To signal the Bicentenary of Dulwich Picture Gallery and its association with the College, an exhibition of eleven large text panels with fascinating reproductions can be found in the South Cloister (until the end of Michaelmas term only). This chronicles and commemorates the extraordinarily successful teaching of Art at the College, such as the fact that the very first teacher appointed to the New College by Canon Carver in 1858 was John Sparkes, who became ‘the most prominent teacher of art in the country’.
The exhibition also celebrates the history of the Picture Gallery, and the great achievements of the Dulwich Royal Academician painters: Stanhope Forbes of the Newlyn School, Henry La Thangue, Melton Fisher and Peter Greenham. Three final panels describe the work and career of an architect (C.F.A. Voysey) and the designers Sturge Moore and C. Walter Hodges. The text is by the retired Keeper of Archives and Head of English, also the College Historian, Dr Jan Piggott, and James Alexander (OA) of Jade Design who have given their services to the College; the cost of the panels was shared by the Alleyn Club and the College.

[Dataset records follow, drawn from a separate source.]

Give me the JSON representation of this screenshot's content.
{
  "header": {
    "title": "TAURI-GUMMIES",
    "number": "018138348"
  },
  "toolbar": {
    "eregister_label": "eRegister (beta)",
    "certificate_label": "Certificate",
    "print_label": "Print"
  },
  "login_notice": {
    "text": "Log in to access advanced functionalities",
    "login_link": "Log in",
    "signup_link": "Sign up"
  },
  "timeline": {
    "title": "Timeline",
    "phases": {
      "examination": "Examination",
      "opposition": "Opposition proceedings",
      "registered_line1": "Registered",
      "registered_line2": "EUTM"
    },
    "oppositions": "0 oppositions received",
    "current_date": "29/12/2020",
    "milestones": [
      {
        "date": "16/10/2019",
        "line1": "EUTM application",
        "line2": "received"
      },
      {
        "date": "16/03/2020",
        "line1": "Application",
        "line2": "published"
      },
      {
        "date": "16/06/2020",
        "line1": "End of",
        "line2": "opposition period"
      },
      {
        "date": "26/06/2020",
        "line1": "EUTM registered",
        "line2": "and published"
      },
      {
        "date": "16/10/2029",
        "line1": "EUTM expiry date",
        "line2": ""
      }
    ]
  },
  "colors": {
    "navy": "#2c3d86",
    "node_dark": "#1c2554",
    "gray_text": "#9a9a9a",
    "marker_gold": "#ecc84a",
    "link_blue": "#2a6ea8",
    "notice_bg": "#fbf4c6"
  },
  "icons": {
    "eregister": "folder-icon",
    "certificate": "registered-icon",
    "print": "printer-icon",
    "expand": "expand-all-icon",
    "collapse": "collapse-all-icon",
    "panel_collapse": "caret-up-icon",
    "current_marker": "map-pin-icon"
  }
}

Upstairs in the Wodehouse Library a modest display in cabinets and on the walls shows documents relating to the Gallery, and more recent achievements of Art Department pupils (up to roughly the Millennium) in painting and graphics, in the history of art, typography, in architectural history and polemics. Also here the current Art Department has mounted a splendid flourish to show how it prospers in a range of media, including some wonderful sketch-books.